Apart from this fitness, the highest and the greatest are but "clouds without water," while with it the lowest and the least may become " competent ministers of the new covenant."11

 

1. Rom. i. 16.

2. 2 Cor. ii. 14-16. 

3. 2 Cor. iii. 5, 6.

4. Cor. iii. 7-11. 

5. 2 Cor. iv. 8, 9; 1 Cor. iv. 13.

6. 2 Cor. lv. 6.

7. Acts xxii. 3 ; Phil. iii. 4-6.

8. 2 Cor. xi. 16-33.

9. 2 Cor. xii 1-7.

10. 2 Cor. xii. 9,10.

11. The ministry of the Gospel is the special subject of these pages; but the same fitness is essential to the ministry of the Church. The Apostle Paul was called to the double ministry ("The gospel, . . . whereof I Paul am made a minister; . . . the church, whereof I am made a minister."—Col. i. 23-25). Both these ministries are, no doubt, included in the title, "ministers of God" (2 Cor. vi. 4), or "ministers of Christ" (2 Cor. xi. 23). The ministers are specially named, along with the elders or bishops, in the address of the Epistle to the Philippians (Phil. i. 1); and the characteristics which were to be sought for in any who claimed that position are specified in 1 Tim. iii. 8-13. The word minister is derived from the Latin; deacon from the Greek. Etymologically, and in their origin, the words are synonyms. But deacon has in English acquired a meaning of its own; and its retention in the Revised Version is a flagrant violation of the avowed principles on which the revision was conducted. It is hard to believe, moreover, that it was not committed intentionally, to perpetuate the popular error of supposing that the deacon was a subordinate office-bearer in the church. That it is an error is sufficiently clear from the fact that the Apostle Paul so describes himself seven times.

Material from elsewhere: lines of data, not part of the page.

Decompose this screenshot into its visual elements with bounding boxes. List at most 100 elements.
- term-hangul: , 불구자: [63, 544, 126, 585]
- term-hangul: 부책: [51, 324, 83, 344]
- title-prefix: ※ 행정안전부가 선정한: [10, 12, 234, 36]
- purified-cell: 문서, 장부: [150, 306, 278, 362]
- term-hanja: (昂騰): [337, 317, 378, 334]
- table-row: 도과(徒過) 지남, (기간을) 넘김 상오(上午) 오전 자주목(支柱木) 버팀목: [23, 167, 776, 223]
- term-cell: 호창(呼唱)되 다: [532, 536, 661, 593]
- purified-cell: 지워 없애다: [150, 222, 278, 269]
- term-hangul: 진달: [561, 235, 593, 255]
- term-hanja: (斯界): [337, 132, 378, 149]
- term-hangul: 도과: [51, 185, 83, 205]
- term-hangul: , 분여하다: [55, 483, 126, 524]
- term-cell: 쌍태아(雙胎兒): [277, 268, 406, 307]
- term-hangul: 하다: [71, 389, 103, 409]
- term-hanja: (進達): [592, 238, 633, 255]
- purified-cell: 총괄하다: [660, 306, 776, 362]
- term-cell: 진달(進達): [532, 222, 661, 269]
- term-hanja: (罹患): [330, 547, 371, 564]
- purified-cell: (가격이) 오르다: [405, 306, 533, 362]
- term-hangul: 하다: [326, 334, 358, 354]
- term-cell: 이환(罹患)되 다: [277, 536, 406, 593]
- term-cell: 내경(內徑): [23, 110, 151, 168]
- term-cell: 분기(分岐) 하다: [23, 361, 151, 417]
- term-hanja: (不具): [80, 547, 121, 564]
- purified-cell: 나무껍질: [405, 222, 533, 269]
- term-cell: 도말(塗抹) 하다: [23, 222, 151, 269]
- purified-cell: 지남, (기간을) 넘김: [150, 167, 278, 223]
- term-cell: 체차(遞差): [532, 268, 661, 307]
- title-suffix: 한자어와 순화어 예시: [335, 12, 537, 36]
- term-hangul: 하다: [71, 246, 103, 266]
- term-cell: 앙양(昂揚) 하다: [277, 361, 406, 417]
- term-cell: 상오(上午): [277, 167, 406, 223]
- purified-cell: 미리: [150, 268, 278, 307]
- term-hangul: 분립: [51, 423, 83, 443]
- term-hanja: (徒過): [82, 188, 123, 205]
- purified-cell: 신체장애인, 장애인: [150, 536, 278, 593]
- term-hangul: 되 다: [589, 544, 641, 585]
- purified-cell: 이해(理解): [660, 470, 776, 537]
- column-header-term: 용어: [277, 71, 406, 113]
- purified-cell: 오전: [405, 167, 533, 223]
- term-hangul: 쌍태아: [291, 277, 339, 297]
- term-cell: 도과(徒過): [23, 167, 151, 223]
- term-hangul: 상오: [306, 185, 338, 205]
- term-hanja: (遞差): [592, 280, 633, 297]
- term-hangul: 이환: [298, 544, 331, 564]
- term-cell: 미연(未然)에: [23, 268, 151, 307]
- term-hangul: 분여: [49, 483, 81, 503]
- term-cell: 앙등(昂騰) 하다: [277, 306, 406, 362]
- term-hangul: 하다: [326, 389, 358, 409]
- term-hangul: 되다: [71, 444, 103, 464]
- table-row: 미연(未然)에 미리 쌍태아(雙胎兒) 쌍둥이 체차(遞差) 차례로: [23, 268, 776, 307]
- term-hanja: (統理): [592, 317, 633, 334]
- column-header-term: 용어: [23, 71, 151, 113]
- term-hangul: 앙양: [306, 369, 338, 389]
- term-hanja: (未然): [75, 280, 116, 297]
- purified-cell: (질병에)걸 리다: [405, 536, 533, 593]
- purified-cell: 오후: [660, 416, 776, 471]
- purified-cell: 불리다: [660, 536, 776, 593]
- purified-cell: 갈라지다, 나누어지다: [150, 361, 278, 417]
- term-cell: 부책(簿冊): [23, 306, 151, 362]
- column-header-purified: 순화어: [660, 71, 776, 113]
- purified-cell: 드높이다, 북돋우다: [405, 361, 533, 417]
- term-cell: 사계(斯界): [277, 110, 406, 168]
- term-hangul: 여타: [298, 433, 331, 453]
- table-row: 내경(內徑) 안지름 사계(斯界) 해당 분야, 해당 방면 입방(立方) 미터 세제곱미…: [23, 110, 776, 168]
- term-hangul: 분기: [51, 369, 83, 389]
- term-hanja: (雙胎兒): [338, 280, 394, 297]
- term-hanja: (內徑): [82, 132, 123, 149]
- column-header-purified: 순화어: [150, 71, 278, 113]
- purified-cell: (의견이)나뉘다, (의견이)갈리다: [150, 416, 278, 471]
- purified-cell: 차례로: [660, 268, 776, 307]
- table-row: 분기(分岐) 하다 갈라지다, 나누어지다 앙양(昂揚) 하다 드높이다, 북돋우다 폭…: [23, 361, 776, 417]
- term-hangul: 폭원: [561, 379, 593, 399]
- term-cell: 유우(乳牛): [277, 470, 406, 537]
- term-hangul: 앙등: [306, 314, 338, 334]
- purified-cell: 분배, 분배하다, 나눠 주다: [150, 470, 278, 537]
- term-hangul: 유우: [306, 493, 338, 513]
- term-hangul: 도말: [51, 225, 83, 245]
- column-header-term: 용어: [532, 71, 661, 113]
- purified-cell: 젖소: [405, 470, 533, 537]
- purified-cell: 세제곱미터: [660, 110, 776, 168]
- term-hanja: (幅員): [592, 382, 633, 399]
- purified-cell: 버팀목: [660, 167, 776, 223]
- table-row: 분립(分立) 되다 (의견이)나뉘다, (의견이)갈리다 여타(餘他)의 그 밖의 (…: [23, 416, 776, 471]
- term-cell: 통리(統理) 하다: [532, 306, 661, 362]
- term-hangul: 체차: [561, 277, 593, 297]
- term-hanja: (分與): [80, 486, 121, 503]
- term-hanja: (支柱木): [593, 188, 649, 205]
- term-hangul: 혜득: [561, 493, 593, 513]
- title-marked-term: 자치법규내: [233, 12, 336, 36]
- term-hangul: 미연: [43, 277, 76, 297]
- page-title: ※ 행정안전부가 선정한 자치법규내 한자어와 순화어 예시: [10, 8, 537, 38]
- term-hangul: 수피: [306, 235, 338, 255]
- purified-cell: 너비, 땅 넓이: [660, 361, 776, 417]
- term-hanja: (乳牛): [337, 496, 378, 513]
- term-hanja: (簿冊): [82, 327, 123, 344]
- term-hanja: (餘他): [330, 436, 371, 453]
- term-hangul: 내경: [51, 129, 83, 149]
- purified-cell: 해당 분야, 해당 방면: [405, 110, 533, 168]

The word διάχονος occurs thirty times in the New Testament. In the gospels it is used eight times, where it means a servant in the ordinary sense, save only in John xii. 20. The other places where it is used are the following passages in the Epistles of Paul:—Rom. xiii. 4; xv. 8; xvi. 1 ; 1 Cor. iii. 5; 2 Cor. iii. 6; vi. 4; xi. 15, 23 ; Gal. ii. 17; Eph. iii. 7 ; vi. 21; Phil. i. 1; Col. i. 7, 23, 25; iv. 7; 1 Thess. iii. 2; 1 Tim. iii. 8, 12 ; and iv. 6, where Timothy is called a "deacon." The word is never applied to Stephen and his fellows (Acts vi.), with wham it seems to be popularly associated. Διαχονία is used in Acts vi. 1 (ministration), and also in ver. 4 (ministry). It occurs thirty-four times in the New Testament; once in its ordinary acceptation of "serving" (Luke x. 40), and generally as equivalent to " ministry" {e.g. 2 Tim. iv. 5, 11).